Wall Street Beat: IT spending forecast to rise in 2011

07.01.2011

The 7.1 percent rise in global IT spending predicted by Forrester is slightly below its estimate of a 7.2 percent rise in spending in 2010. But Bartels pointed out that the 2011 figure is, in a sense, more impressive because it comes on top of a larger spending base.

The implosion of Lehman Brothers in September 2008 sparked a virtual collapse of the financial sector, which in turn depressed spending in all sectors, including tech, in 2009.

IT spending in 2011 will bring tech back to pre-recession levels, and more. "Global spending in 2010 brought us slightly behind 2008," Bartels said. "2011 will clearly put us above 2008."
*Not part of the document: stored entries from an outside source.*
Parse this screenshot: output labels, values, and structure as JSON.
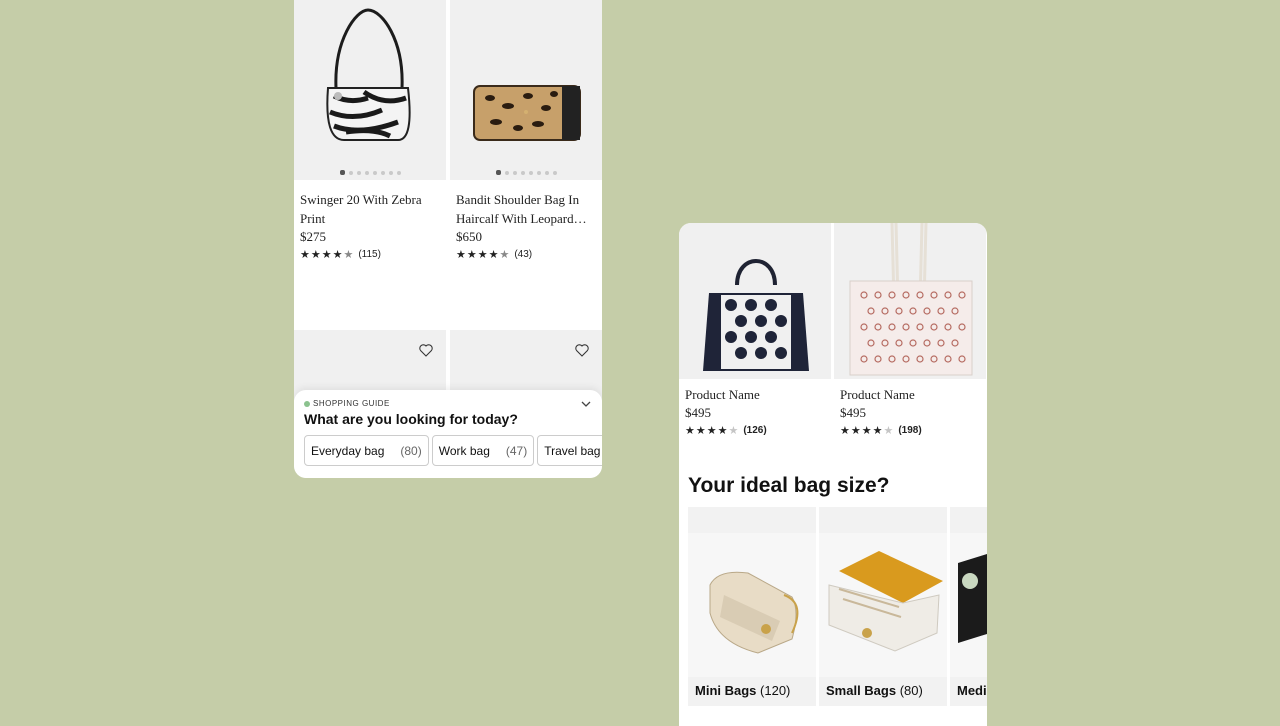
{
  "left_panel": {
    "products": [
      {
        "name": "Swinger 20 With Zebra Print",
        "price": "$275",
        "rating_count": "(115)",
        "stars": 4.5
      },
      {
        "name": "Bandit Shoulder Bag In Haircalf With Leopard…",
        "price": "$650",
        "rating_count": "(43)",
        "stars": 4.5
      }
    ],
    "shopping_guide": {
      "tag": "SHOPPING GUIDE",
      "title": "What are you looking for today?",
      "chips": [
        {
          "label": "Everyday bag",
          "count": "(80)"
        },
        {
          "label": "Work bag",
          "count": "(47)"
        },
        {
          "label": "Travel bag",
          "count": ""
        }
      ]
    }
  },
  "right_panel": {
    "products": [
      {
        "name": "Product Name",
        "price": "$495",
        "rating_count": "(126)",
        "stars": 4
      },
      {
        "name": "Product Name",
        "price": "$495",
        "rating_count": "(198)",
        "stars": 4
      }
    ],
    "size_section": {
      "title": "Your ideal bag size?",
      "cards": [
        {
          "label": "Mini Bags",
          "count": "(120)"
        },
        {
          "label": "Small Bags",
          "count": "(80)"
        },
        {
          "label": "Medi",
          "count": ""
        }
      ]
    }
  },
  "colors": {
    "background": "#c5cda8",
    "accent_dot": "#8bc28e"
  }
}
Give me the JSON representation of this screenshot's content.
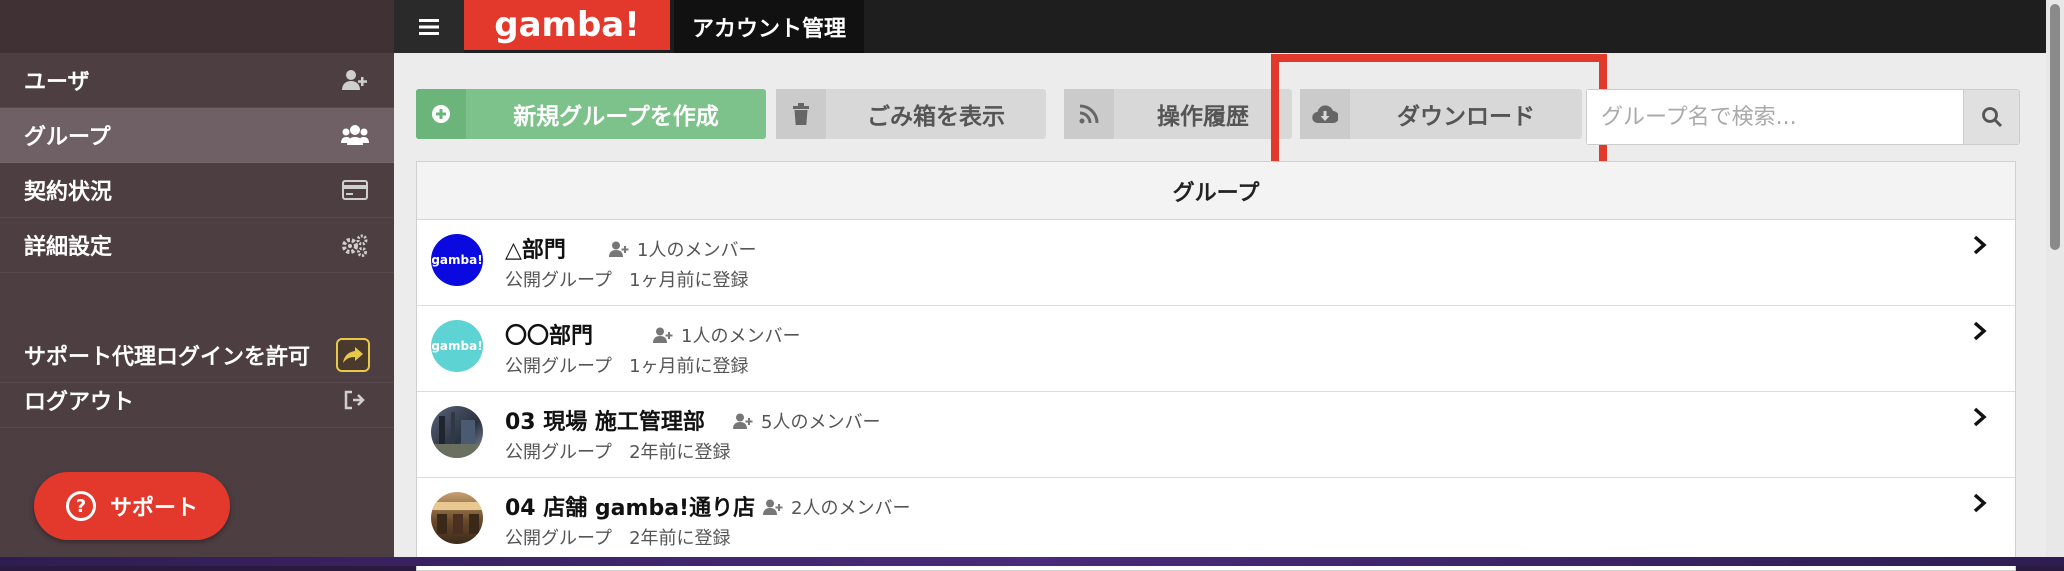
{
  "header": {
    "logo_text": "gamba!",
    "section_title": "アカウント管理"
  },
  "sidebar": {
    "items": [
      {
        "label": "ユーザ",
        "icon": "user-plus-icon"
      },
      {
        "label": "グループ",
        "icon": "users-icon"
      },
      {
        "label": "契約状況",
        "icon": "credit-card-icon"
      },
      {
        "label": "詳細設定",
        "icon": "gears-icon"
      },
      {
        "label": "サポート代理ログインを許可",
        "icon": "share-icon"
      },
      {
        "label": "ログアウト",
        "icon": "sign-out-icon"
      }
    ],
    "support_button": "サポート"
  },
  "toolbar": {
    "new_group": "新規グループを作成",
    "trash": "ごみ箱を表示",
    "history": "操作履歴",
    "download": "ダウンロード",
    "search_placeholder": "グループ名で検索..."
  },
  "panel": {
    "title": "グループ",
    "groups": [
      {
        "name": "△部門",
        "members": "1人のメンバー",
        "visibility": "公開グループ",
        "registered": "1ヶ月前に登録",
        "avatar_text": "gamba!",
        "avatar_color": "#0a0ae0"
      },
      {
        "name": "〇〇部門",
        "members": "1人のメンバー",
        "visibility": "公開グループ",
        "registered": "1ヶ月前に登録",
        "avatar_text": "gamba!",
        "avatar_color": "#5ed3d3"
      },
      {
        "name": "03 現場 施工管理部",
        "members": "5人のメンバー",
        "visibility": "公開グループ",
        "registered": "2年前に登録",
        "avatar_text": "",
        "avatar_color": "#3a4658"
      },
      {
        "name": "04 店舗 gamba!通り店",
        "members": "2人のメンバー",
        "visibility": "公開グループ",
        "registered": "2年前に登録",
        "avatar_text": "",
        "avatar_color": "#7a5a3a"
      }
    ]
  },
  "colors": {
    "brand_red": "#e3392c",
    "new_button_green": "#7dc28a",
    "sidebar_bg": "#4d3e42",
    "highlight": "#e1392b"
  }
}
More importantly, Bartels notes, tech has resumed what Forrester considers an 8-year boom cycle that the recession covered up. Forrester analysts believe that over the past 60 years, the tech market has gone through eight-year cycles -- eight years in which the tech sector grows at twice the level of the general economy, followed by eight years during which the IT sector matches general economic growth. The period 1992-2000 was followed by an eight-year period of slower growth during which companies digested, for example, the ERP systems put in place in the 1990s.

Now, enterprises are intent on absorbing business analytics and cloud technology that makes them more responsive to client needs and better able to manage their supply lines. In fact, companies such as Tibco, Informatica and Pega Systems -- which focus on data integration and business process management software -- weathered the 2009 downturn much better than did other tech vendors, in some cases racking up steady year-over-year gains even during the depths of the recession.